Postscript Document and DVI file. Extended abstract presented at WSS95: Postscript Document and DVI file.
Two aspects of reliability of distributed protocols are a protocol's ability to recover from transient faults and a protocol's ability to function in a dynamic environment. Approaches for both of these aspects have been separately developed, but have drawbacks when applied to an environment that has both transient faults and dynamic changes. This paper introduces definitions and methods for addressing both concerns in the design of systems.
A protocol is superstabilizing if it is (1) self-stabilizing, meaning that it is guaranteed to respond to an arbitrary transient fault by eventually satisfying and maintaining a legitimacy predicate, and (2) it is guaranteed to satisfy a passage predicate at all times when the system undergoes topology changes starting from a legitimate state. The passage predicate is typically a safety property that should hold while the protocol makes progress towards re-establishing legitimacy following a topology change.

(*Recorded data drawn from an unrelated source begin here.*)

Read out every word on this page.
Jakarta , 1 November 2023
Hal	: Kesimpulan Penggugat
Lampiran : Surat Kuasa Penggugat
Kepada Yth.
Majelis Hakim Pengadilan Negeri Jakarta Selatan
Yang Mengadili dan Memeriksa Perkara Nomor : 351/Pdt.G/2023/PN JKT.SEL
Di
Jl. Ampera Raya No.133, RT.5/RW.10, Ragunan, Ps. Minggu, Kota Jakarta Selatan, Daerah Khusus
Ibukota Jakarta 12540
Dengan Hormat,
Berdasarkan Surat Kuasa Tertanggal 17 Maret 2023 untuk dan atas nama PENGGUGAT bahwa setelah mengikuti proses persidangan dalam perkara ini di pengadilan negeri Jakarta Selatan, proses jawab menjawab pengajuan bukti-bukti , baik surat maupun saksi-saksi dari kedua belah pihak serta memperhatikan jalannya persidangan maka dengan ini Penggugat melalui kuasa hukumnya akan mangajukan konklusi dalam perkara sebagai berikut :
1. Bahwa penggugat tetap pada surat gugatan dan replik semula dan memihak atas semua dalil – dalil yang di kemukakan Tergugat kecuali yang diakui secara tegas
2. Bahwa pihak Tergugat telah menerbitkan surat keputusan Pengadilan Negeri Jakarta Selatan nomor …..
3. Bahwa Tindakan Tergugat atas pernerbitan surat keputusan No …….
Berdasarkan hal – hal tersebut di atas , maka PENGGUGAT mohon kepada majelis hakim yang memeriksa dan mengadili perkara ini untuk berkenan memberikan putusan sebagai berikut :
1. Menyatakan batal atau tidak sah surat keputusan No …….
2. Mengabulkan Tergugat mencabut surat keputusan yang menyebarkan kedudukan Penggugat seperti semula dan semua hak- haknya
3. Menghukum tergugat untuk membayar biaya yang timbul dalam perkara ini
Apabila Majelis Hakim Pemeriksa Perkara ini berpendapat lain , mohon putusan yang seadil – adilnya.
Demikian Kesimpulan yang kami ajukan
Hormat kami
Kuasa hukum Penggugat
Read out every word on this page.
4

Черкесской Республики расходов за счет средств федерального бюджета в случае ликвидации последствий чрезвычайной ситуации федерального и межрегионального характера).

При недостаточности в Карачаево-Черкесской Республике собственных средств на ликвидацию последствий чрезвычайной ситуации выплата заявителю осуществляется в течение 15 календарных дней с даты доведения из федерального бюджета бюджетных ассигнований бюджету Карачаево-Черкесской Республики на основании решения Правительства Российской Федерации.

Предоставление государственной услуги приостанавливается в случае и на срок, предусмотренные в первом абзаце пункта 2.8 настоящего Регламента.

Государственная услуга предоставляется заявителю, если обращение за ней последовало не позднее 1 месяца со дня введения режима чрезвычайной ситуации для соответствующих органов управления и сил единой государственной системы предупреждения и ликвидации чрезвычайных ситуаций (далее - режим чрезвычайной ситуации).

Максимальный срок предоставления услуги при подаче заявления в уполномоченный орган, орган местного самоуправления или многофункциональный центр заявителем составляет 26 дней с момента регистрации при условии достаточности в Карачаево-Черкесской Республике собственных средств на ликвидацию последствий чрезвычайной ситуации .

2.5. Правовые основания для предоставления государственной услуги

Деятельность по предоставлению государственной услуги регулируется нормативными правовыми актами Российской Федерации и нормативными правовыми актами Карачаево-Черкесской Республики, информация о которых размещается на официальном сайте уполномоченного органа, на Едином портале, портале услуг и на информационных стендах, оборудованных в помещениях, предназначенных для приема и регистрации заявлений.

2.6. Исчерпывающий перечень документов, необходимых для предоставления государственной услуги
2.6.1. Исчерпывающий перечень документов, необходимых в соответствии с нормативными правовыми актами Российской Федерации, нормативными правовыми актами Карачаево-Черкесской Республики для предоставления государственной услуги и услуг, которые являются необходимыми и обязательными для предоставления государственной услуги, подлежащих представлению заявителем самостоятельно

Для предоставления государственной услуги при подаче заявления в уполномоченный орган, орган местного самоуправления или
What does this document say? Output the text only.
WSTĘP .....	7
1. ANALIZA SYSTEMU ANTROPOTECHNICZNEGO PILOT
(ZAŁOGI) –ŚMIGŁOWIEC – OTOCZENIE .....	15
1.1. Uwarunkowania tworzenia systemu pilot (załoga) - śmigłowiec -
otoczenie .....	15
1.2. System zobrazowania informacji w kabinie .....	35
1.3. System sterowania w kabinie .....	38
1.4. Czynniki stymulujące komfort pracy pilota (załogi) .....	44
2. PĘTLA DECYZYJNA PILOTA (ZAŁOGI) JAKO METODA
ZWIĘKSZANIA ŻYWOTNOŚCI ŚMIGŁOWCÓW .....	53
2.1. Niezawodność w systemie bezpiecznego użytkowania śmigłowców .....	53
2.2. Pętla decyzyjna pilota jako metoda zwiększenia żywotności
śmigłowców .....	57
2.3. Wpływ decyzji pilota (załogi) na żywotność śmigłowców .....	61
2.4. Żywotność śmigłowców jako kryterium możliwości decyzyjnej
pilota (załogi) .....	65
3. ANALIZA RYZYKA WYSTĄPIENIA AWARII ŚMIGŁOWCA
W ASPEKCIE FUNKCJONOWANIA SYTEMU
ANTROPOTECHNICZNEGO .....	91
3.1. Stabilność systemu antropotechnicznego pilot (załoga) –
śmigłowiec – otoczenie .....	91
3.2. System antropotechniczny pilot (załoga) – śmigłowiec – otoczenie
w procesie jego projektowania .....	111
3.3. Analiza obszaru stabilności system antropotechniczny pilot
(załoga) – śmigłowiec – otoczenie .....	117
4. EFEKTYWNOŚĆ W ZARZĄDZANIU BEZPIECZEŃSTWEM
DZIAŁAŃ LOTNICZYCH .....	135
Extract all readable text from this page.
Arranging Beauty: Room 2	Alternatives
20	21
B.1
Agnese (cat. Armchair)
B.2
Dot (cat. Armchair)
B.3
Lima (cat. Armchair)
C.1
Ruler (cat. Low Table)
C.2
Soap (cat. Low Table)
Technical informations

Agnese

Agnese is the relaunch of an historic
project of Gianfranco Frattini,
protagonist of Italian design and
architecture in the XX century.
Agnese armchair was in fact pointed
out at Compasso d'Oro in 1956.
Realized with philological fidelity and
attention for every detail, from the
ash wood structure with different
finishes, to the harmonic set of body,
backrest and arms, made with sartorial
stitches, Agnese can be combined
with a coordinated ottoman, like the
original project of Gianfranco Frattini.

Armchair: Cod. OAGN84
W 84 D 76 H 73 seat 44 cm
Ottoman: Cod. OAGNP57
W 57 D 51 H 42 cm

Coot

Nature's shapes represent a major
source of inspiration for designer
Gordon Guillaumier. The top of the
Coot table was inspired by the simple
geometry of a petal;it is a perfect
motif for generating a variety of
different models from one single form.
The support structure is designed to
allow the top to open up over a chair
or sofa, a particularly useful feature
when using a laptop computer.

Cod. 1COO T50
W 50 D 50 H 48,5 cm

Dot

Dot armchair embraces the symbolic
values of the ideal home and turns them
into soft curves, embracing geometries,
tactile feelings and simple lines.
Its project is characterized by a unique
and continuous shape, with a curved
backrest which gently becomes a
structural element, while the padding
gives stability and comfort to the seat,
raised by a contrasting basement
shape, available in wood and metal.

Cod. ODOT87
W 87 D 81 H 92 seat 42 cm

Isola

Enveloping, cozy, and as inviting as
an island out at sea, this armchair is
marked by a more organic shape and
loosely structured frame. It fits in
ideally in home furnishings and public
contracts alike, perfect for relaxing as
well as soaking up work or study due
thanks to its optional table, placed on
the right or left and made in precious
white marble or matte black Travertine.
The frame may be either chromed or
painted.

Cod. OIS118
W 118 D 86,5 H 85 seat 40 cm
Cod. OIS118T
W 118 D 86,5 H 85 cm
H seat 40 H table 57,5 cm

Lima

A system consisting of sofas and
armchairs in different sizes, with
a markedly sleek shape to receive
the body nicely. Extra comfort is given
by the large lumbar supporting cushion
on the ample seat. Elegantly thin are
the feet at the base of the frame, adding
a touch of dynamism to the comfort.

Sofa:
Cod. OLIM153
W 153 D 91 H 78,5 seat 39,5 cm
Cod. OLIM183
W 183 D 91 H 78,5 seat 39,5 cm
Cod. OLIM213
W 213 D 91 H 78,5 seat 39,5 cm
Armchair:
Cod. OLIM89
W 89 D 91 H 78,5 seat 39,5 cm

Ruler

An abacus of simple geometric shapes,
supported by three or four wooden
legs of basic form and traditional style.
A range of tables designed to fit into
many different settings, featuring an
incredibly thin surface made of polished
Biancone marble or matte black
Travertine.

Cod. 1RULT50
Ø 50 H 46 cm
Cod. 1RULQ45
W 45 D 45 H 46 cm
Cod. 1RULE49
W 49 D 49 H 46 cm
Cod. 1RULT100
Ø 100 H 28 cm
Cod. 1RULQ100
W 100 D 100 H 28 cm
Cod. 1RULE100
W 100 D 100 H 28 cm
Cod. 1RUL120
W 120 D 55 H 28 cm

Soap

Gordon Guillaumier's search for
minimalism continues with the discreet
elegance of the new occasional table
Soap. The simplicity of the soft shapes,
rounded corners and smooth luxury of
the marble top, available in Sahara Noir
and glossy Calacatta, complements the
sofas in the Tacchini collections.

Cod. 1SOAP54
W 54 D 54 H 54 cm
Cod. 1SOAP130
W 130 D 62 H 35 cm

Specific contributions of the paper include: the definition of the class of superstabilizing protocols; metrics for evaluating superstabilizing protocols; superstabilizing protocols for colouring and spanning tree construction; a general method for converting self-stabilizing protocols into superstabilizing ones; and a generalized form of a self-stabilizing topology update protocol which may have useful applications for other research.